Letting It Go: The Road Back to Joy

FrostI freeze people.

Not as dramatically as a singing snow queen, but I do.

I freeze them in my mind. I remember who they used to be, what they were like before, the words they’ve said, the hurtful things they’ve done. And I keep them there in my head like little shrines to unforgiveness. I forget that they are living, growing, changing human beings.

I forget that I’m not who I was yesterday. Or the day before. Or the day before that. Or the string of months before that. In fact, I’ve changed pretty drastically since this time last year.

The other day I remembered a piece of myself. I was at Zumba (yes, we missionaries sometimes do Zumba), and I couldn’t get my directionally challenged self to figure out the steps, so I turned to the also-very-lost woman next to me and we played patty cake instead. Two grown women laughing and slapping each other’s palms with more enthusiasm than rhythm. And there it was, a curling little colorful tendril of silly, emerging like a flower from the foggy grey of the last few months. A tiny sunshine yellow bit of my soul that few people here have seen.

I wonder how little I see of some of the people I know. And I wonder how much of what I do see is a snapshot from the past, flat and lifeless and so utterly unlike the real thing. I think I understand them and where they’re coming from, so I miss it all – the rivers of emotion and thought and God’s Spirit that run beneath the surface, changing a person from the inside out. The dreams that have quaked and shifted, opening cracks for tender new shoots that are pushing forward into the light.

Not wanting to see how people are changing doesn’t keep them in place. Instead, it keeps me from moving forward. Unforgiveness is a deadly anchor that drags a mind down across icy tracks into cold, blind caverns of bitterness and despair.

Bitterness and despair always come together like disfigured, shriveling twins. They are the dying.

And joy.

Joy is the living.

Joy and unforgiveness cannot coexist. When one is fed, the other fades away. It’s that simple. The one that is tended is the one that will grow. The one that’s rehearsed is the one our souls learn to sing.

Joy doesn’t ignore the hurt or excuse it away. It just makes it possible to let it go, lay it down, make room to hold onto the things that matter. Joy makes space to remember who we are, to see who we are becoming. It allows for hope that God is also doing new things, things we maybe can’t see yet in people who have wounded us.

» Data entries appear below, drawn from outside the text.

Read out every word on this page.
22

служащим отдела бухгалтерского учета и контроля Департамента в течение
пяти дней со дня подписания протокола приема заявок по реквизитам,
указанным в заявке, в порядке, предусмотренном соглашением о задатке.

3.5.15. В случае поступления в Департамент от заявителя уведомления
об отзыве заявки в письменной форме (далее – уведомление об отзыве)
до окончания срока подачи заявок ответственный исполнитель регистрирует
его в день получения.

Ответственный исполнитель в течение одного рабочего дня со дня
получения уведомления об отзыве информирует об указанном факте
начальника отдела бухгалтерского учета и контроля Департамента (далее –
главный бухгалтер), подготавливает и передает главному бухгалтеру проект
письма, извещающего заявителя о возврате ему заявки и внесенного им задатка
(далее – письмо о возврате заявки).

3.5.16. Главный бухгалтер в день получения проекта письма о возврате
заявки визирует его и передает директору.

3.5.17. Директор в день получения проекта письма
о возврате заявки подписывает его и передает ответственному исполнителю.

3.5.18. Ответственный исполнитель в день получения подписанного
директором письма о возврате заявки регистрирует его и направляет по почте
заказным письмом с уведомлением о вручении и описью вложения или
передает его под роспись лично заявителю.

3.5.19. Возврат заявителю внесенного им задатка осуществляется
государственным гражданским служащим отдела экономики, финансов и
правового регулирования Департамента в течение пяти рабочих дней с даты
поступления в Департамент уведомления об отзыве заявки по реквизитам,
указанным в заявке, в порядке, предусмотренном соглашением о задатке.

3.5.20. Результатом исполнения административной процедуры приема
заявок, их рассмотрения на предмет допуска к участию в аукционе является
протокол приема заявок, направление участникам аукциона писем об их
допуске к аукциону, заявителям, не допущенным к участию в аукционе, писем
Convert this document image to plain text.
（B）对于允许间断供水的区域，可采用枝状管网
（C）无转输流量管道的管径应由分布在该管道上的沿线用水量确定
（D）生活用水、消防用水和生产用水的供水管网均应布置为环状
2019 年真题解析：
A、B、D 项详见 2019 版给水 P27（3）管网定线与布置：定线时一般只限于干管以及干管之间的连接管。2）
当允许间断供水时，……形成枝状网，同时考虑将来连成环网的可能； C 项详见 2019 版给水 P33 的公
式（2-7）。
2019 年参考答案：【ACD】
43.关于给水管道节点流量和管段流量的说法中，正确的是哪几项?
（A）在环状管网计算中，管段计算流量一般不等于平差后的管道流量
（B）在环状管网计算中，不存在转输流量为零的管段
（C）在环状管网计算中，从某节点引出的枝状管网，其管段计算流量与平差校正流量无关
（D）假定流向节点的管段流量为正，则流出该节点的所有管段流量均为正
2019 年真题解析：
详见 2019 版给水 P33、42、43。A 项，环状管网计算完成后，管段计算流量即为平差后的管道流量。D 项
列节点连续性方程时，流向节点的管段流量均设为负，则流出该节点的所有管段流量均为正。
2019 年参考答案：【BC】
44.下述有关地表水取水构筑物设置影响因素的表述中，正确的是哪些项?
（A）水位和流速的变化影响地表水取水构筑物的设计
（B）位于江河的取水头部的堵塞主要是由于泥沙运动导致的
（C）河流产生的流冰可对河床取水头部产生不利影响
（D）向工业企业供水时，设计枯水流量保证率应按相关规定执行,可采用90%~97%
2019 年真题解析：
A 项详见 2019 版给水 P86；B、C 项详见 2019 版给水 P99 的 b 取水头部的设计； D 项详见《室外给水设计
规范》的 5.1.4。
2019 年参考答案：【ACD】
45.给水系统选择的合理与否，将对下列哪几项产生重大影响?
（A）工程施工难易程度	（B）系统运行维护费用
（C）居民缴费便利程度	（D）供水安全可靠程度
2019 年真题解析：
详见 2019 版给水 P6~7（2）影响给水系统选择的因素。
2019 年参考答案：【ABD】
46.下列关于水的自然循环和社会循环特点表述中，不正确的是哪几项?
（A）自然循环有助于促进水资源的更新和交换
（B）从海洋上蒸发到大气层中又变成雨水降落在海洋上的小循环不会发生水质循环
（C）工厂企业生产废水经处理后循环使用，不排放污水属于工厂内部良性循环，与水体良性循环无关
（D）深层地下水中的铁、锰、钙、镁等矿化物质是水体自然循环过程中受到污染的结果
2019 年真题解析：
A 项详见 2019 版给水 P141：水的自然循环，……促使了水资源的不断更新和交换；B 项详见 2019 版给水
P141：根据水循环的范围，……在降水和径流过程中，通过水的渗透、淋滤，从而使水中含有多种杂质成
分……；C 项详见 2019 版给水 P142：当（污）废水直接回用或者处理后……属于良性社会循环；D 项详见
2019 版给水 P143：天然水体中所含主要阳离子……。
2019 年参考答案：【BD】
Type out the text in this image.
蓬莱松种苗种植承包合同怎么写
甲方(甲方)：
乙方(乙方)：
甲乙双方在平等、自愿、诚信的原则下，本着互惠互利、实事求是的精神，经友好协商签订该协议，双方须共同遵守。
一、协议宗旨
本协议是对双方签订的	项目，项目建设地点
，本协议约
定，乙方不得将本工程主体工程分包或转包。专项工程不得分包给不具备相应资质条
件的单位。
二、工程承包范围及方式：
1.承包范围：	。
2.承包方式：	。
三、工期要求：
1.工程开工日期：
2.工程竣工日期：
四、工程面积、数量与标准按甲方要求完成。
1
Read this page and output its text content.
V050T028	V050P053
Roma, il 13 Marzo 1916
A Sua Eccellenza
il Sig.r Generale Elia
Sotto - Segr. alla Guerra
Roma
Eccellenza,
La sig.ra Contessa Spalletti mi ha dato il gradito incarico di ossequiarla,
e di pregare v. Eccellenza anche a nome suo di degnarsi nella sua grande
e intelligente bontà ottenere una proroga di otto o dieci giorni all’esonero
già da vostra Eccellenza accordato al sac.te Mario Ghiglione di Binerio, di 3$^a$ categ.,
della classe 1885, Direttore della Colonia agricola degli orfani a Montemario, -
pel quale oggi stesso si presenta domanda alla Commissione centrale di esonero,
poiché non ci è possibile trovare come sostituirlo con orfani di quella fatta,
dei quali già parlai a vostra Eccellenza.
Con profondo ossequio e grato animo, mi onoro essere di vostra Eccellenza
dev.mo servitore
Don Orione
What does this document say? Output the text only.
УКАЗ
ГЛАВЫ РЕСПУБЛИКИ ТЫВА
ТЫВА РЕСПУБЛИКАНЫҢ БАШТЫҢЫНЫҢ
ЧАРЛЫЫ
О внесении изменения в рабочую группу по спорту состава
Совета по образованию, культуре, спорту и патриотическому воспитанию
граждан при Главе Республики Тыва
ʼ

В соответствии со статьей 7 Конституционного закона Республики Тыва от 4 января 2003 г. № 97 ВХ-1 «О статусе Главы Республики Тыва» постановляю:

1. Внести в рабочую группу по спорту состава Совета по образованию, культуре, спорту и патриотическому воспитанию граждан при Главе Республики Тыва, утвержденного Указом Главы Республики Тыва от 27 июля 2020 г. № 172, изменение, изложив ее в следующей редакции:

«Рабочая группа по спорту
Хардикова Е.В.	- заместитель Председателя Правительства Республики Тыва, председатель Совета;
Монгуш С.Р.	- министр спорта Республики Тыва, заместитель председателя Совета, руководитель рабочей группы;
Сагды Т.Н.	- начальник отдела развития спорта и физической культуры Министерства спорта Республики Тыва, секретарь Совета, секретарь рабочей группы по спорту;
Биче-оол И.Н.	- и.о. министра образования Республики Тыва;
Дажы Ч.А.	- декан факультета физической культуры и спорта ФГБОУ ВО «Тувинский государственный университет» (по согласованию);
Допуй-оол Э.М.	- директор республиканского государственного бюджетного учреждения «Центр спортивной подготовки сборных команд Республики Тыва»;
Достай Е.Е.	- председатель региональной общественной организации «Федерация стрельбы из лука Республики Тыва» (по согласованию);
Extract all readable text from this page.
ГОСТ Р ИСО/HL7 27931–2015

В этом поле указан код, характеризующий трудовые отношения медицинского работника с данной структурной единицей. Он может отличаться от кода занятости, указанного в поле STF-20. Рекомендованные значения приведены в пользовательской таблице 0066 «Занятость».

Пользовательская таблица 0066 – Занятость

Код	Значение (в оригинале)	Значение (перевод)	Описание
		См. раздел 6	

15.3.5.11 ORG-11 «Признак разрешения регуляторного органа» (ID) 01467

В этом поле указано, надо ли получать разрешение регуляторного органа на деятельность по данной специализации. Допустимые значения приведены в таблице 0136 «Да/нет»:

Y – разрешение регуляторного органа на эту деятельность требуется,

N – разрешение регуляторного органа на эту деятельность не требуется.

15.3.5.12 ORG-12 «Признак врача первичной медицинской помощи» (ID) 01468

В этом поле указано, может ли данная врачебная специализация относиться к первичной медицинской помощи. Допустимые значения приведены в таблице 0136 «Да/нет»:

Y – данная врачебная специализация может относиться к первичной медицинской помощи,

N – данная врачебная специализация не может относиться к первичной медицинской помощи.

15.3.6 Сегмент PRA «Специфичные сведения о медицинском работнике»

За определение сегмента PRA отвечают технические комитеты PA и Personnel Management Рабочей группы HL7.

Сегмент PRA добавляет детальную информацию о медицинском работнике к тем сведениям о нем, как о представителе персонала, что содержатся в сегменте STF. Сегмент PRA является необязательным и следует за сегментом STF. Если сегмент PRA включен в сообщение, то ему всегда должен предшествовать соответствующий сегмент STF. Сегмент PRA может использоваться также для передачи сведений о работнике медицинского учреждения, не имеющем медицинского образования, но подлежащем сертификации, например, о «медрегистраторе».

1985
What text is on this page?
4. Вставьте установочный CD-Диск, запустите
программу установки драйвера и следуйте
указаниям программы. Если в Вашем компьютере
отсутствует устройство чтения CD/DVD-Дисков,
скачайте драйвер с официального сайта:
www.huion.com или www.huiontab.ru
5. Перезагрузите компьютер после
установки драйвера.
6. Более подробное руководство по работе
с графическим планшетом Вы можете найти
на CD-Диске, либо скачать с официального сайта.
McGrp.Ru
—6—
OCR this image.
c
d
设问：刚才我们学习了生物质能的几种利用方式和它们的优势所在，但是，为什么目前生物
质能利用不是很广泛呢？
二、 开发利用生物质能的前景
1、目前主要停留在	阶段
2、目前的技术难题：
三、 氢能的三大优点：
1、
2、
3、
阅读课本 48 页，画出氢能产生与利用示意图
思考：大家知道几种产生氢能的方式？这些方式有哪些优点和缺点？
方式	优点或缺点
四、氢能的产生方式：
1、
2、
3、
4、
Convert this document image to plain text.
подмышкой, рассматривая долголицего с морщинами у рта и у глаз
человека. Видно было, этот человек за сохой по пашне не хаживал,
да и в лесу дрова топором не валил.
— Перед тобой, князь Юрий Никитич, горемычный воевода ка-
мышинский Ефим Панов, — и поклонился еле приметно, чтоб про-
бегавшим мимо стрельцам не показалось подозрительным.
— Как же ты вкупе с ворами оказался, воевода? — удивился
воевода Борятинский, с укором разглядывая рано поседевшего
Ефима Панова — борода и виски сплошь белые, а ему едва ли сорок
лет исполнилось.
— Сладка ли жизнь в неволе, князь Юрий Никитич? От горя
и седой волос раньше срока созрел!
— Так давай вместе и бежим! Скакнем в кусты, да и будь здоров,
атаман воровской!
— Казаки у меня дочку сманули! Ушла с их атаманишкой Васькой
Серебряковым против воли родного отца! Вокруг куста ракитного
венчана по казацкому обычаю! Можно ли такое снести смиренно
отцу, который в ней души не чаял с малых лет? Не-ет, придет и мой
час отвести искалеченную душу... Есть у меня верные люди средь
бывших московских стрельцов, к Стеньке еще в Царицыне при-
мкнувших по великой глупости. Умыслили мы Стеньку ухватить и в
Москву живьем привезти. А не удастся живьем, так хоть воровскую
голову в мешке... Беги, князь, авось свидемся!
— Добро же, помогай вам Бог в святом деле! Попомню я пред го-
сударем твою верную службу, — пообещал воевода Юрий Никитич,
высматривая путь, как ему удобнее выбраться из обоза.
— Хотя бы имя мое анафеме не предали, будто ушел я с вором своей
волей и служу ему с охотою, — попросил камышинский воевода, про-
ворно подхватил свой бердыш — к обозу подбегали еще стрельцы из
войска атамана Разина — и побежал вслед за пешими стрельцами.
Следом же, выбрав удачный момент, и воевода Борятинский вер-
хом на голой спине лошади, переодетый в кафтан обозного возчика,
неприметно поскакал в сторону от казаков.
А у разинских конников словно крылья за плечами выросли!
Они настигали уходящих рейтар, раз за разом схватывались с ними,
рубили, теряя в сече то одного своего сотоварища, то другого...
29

It also allows for the freedom to let people make their own choices, even destructive ones that might lead to their crumbling, because maybe the crumbling is the thing they need most.

So how do we tend joy? I’m still figuring that out, but I think the beginning looks something like this.

Starve bitterness. No more lists of why we’re right and they’re wrong. No more hitting repeat on painful conversations. Once injustice and sin have been named and held to the light, give them to Jesus and let Him do what He needs to in His timing.

Stop playing the shame game. I’m not sure unforgiveness towards others can ever be untangled from unforgiveness towards ourselves. Wherever there is unforgiveness, pride and shame run together, tying us up and weighing us down. Shame will always have a way in until we really, actually believe that we are forgiven and we choose to wrap ourselves in truths like these:

“So now there is no condemnation for those who belong to Christ Jesus.” (Romans 8:1 NLT)

“Those who look to him for help will be radiant with joy; no shadow of shame will darken their faces.” (Psalm 34:5 NLT)

Live today’s life. Smell a gardenia. Drink coffee. Listen to someone’s dreams. Make a sandwich for a sticky faced little one. Stargaze. Watch a movie. Color with crayons. Hug a friend. Squish mud between your toes. Cry if you need to. Take a nap. Make black beans and rice. Do Zumba and laugh at yourself. Don’t try to straddle the line between yesterday and today or today and tomorrow. We’re not meant to stretch that way. Just do the now.

Seek the truth speakers. I have a group of sister-friends who gently pursue my heart and help reorient my thinking. They know I’ve spent the last seven months recovering from severe anxiety and insomnia, and they are cheering me on, but they aren’t afraid to push my buttons. These women, along with my husband and sister, ask hard questions and remind me to look for beauty in the ashes, to rejoice in the new work God is doing. And, just as beautiful, they expect me to do all these things for them, too.

Find space. Space to think, to pray, to read Scripture. Space to lay it all out and let God’s Spirit flow in and through the shattered pieces. Space to breathe, be silent, be still. Space just to be. I’m an extrovert, a pretty extreme one, actually, and it takes a whole lot before I start to feel the need for solitude. But without the daily rhythm of finding space to hide away alone, I start to lose my balance. Some days that time is more limited than others (I do still have a preschooler at home), but now that I have that rhythm, I crave solitude. It’s there in those times that my soul unfolds and heals while I rest. It’s there that joy takes root so it can unfurl into full glory.

Because that’s what joy really is. It’s God’s glory, opening us up to be who we truly are.

2 Comments

  1. Jenny
    Apr 23, 2016

    Perfectly written and refreshing for my soul.

  2. Anita
    Apr 24, 2016

    what an encouragement (I’m sure to so many) – it is amazing how quickly we can shrivel spiritually – thank you for bringing me “up short” and showing how we can turn around.